I'm certain many of our clients and their trades continually hear my team and I hammer about records, records, records on construction sites (pertaining to dust control).  As annoying as that is...we have a purpose I promise.  The snap shot below from Maricopa County Air Quality will explain why.  These violation numbers were pulled in June of 2015 for the first half of 2015 alone.  As you can see, dust control records (water log) violations are common and easily avoided.

What needs to be in your records?  Method - Frequency - Amount
Example: Water truck, 3 times, 6K gallons

Who needs to keep records?  Everyone
Example: All trades that are on site should have a water source and should be keeping records - daily.

Who manages this process?  Earthworks!  With the help of each builder (client) we can manage each site to be sure all trades have a water source on site and are keeping accurate and up to date records.

Our new DPPP (Dust Pollution Prevention Plan) binders that are kept on site help with this process.  We are verifying each week that all trades keep records and they are on-site and available for review.

Inspectors do allow 48 hours to receive and review records - as I tell the guys in the field - this does not mean you have 48 hours to create 4 weeks of records. (Can't fool me...I'm a mom!)  I know this happens and we can help you avoid this.


Dust Violations Matrix 101


Air Quality Violations can be costly.  However, they can be avoided - Earthworks continues to keep our clients violation free (sorry for the shameless plug).

Clients ask me all of the time how much a violation would be if they did this...or that.  The answer is not a simple $100.00 or $10,000.00, fines fluctuate due to a number of variables. 

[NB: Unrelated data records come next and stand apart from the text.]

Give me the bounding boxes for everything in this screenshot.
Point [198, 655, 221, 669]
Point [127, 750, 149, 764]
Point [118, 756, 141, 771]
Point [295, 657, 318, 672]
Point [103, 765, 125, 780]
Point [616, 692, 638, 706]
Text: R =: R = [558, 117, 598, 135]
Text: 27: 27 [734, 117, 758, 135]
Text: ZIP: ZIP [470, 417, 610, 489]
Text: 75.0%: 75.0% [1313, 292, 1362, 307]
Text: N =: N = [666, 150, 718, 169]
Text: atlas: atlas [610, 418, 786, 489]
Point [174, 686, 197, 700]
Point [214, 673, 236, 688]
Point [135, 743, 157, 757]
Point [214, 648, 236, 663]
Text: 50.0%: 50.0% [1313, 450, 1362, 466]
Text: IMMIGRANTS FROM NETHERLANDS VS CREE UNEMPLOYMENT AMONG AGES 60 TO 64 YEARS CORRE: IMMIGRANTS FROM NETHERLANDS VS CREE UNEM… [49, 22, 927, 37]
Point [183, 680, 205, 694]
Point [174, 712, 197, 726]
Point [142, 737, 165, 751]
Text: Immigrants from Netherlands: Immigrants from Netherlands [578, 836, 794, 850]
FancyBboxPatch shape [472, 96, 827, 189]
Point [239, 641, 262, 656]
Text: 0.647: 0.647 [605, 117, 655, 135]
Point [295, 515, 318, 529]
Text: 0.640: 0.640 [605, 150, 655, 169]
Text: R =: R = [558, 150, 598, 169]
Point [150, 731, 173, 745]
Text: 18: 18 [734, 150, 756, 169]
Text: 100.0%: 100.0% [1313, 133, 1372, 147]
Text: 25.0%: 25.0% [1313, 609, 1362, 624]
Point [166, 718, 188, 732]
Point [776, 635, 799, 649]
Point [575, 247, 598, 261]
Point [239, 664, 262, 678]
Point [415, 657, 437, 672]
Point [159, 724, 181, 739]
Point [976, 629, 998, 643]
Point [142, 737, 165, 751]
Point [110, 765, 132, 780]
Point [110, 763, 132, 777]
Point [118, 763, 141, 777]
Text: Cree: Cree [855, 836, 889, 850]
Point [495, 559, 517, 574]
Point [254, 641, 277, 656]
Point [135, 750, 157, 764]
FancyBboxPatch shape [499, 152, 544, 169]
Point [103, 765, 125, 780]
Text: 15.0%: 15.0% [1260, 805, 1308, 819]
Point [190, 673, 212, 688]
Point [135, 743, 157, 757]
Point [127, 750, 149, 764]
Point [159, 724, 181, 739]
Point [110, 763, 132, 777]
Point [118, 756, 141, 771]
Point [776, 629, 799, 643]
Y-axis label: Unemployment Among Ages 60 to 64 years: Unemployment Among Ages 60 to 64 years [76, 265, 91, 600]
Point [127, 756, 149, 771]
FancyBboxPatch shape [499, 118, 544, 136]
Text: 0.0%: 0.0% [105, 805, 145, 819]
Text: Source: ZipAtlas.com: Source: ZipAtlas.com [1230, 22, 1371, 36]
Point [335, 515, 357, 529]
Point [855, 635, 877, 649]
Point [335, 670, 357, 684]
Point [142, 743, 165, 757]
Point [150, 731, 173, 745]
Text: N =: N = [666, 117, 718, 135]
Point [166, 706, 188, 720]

Air Quality Violations (dust violations fall into this category) are assessed by an enforcement officer and listed below are a few of the items that are taken into consideration when assigning a monetary fine.

Items that are given a numerical value (0 being negligible and 4 being extremely high):

*Level of violation 

*Toxicity of Pollutant 

*Risk to Environment - Is the county in attainment or non-attainment for this pollutant?

*Risk to Population - Were you creating dust a crossed the street from a school or hospital?

*Size of the violator -  Net worth of the permit holder - lesser fines for smaller organizations

*Extent of Deviation - Did you have 40 feet of track out or 700 feet of track out?

*Potential for Harm

*Length of Time in Violation - Did you correct immediately or did you correct the following week?

Items that are considered "Adjustments" given a % (+25% to -5%):

*Degree of Willfulness or Negligence

*Degree of Cooperation - Before vs. After Discovery of Violation - correcting a violation after an inspector points it out is still a violation

*History of Non-Compliance - Similar Violations, Most Recent Violations, Number of Prior Violations

There are also a number of other factors that are considered in evaluating a monetary fine such as ability to pay, litigation risks, avoided costs and illegal profits.

I hope this information is useful.  Feedback is welcomed and appreciated.  I realize this information is both invigorating and flashy - thank you for taking the time to read.